Agreed sometimes movies **** me. But movies should inspire, books should educate. I don't think even a good documentary really tells as much as a book does, unless of course you're dealing with an entire documentary series which gives the writers of that series time enough to really dig into the content - I find "The World at War" to be an outstanding documentary series for WW2 because it's so accessible, but yet stll informative and balanced... even if it is aged.

I agree that movies should be allowed to come up with far fetched stories even within a historical context, if they are making a movie about WW2 I have no objection to fictional battles and actions being filmed as such however when you are making stories about actual events such as the capture of the Enigma codes the story should as least carry enough truth to be identifiable.

If you compare U571 and Saving Private Ryan, we know both of these movies are based on actual events, U571 is just a complete fabrication that is little more than an insult to the crew of HMS Bulldog and Saving Private Ryan hides its fictional part within a setting that does not bastardise the actual event.
April 29th, 2010  
Partisan
 
 
My biggest fear is that people regard films set in a historical context as fact, rather than accept the films for what they are - entertainment, with a message maybe, but still entertainment.

I tend to find that I'm intrigued by the story behind some films and that causes me to investigate further to find out more about the true events, so that I'm better informed, but at the end of the day I'm watching a film to be entertained, education comes through documentaries, investigation and questioning on my own part.

As far as I'm concerned Hollywood, Bollywood and any other 'wood can keep 'em rolling, these films are homages to events, as with all homages they focus on the story rather than the truth, but they shine a light on the event and thus help to reveal the truth to those inspired by the event.
April 30th, 2010  
Jeff Simmons
 

Topic: Reality


I truly dislike films that are really poorly-packaged action films, like "Fly Boys," which has virtually no plot but a lot of special effects. (Watch it if you want, but it will probably make you laugh more than anything).
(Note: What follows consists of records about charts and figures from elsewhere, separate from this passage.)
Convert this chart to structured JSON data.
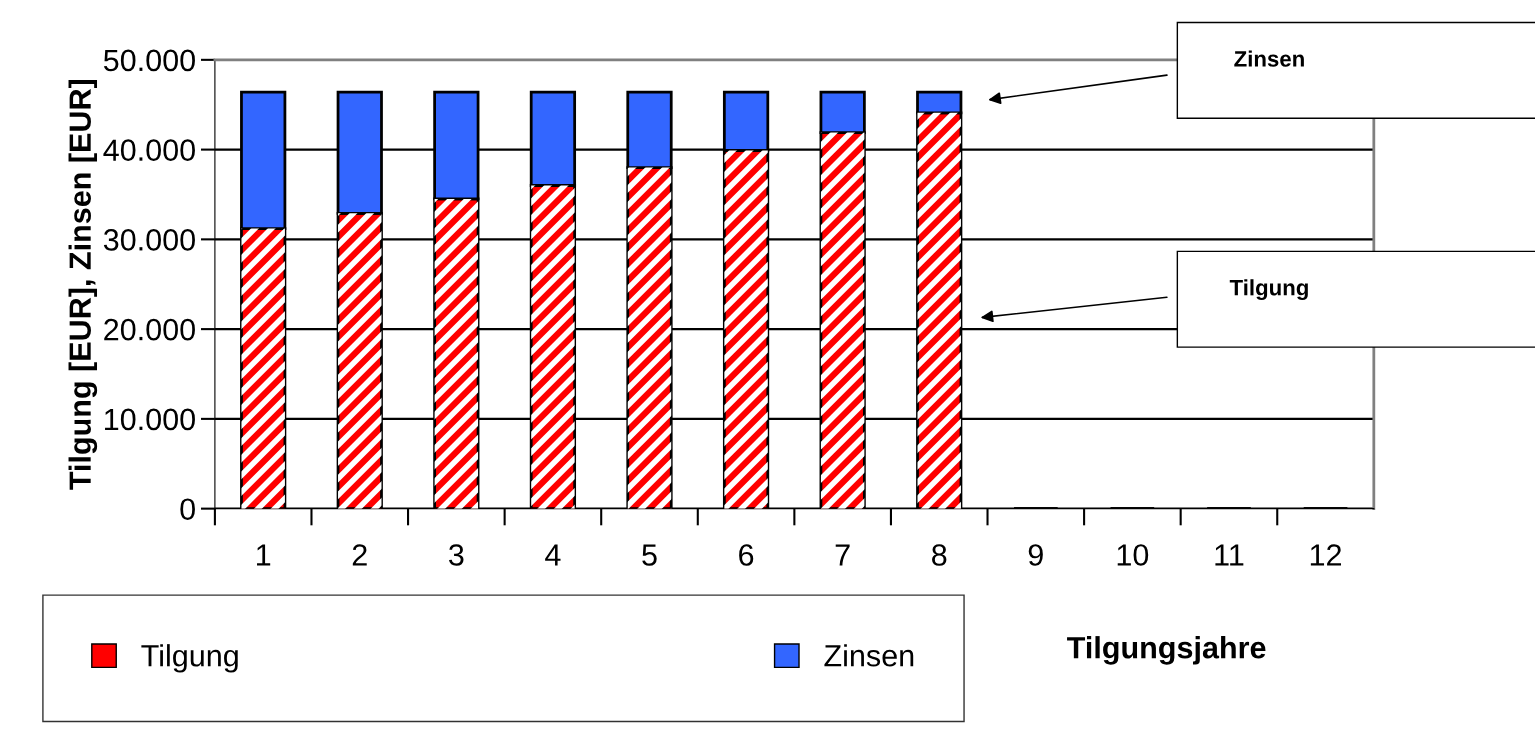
{
  "chart_data": {
    "type": "bar",
    "stacked": true,
    "xlabel": "Tilgungsjahre",
    "ylabel": "Tilgung [EUR], Zinsen [EUR]",
    "categories": [
      "1",
      "2",
      "3",
      "4",
      "5",
      "6",
      "7",
      "8",
      "9",
      "10",
      "11",
      "12"
    ],
    "series": [
      {
        "name": "Tilgung",
        "color": "#ff0000",
        "values": [
          31200,
          32900,
          34500,
          36000,
          38000,
          39900,
          41900,
          44100,
          null,
          null,
          null,
          null
        ]
      },
      {
        "name": "Zinsen",
        "color": "#3366ff",
        "values": [
          15200,
          13500,
          11900,
          10400,
          8400,
          6500,
          4500,
          2300,
          null,
          null,
          null,
          null
        ]
      }
    ],
    "ylim": [
      0,
      50000
    ],
    "yticks": [
      {
        "value": 0,
        "label": "0"
      },
      {
        "value": 10000,
        "label": "10.000"
      },
      {
        "value": 20000,
        "label": "20.000"
      },
      {
        "value": 30000,
        "label": "30.000"
      },
      {
        "value": 40000,
        "label": "40.000"
      },
      {
        "value": 50000,
        "label": "50.000"
      }
    ],
    "grid": "y",
    "legend": "bottom",
    "annotations": [
      "Zinsen",
      "Tilgung"
    ]
  }
}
My favorites are the ones that reveal stories that are firmly anchored in reality. I believe "A Bridge Too Far" is a great view of Operation Market Garden. "Midway," despite it's focus on individual triumphs and losses, seems to present a lot of truth. And "Tora! Tora! Tora!" is probably the best movie about Pearl Harbor. In fact, we watched it in a WWII history course in college.
May 18th, 2010  
iron cross
 
 

Topic: Hollywood changing war history


no i don,t think its right not when Hollywood makes out that every German is evil and all the us is angels and never did anything wrong some Germans was evil but some never liked the war and was just following orders
May 18th, 2010  
Partisan
 
 
Quote:
Originally Posted by iron cross
no i don,t think its right not when Hollywood makes out that every German is evil and all the us is angels and never did anything wrong some Germans was evil but some never liked the war and was just following orders
But it has provided job security for lots of non American actors - after all! For a while you couldn't have a villain without a British, Russian or German accent!
May 19th, 2010  
hardlec
 
What Hollywood says is protected free speech. Gibberish is a subjective opinion of mine and others, and also protected free speech. They can say whatever they want, mostly.
What Hollywood sells is suspension of disbelief. Entertainment. So long as people spend money to see it, they will sell it.
Is is morally right for Hollywood to "forget" what the UK did in WWII? No. Is it going to change? No.
In the 1940s If I predicted that women would be seen topless in movies, it would be a scandal. Morality is seldom found in Hollywood, except as subject of a parody.
It is up to parents to proctor the schools and the teachers, but sadly in the US we really don't. We have generations of teachers who went to school to teach teachers and few exceptions to the profile. Education is too broad a topic and off the topic.

I do wish Pinewood studios would do some historical Dramas of, Say, Field Marshal Sir Harold Alexander, or that chap in the Black Beret who tormented Patton.

As an aside: My favorite Movie is "IN HARM'S WAY" which is set in WWII but hardly historical.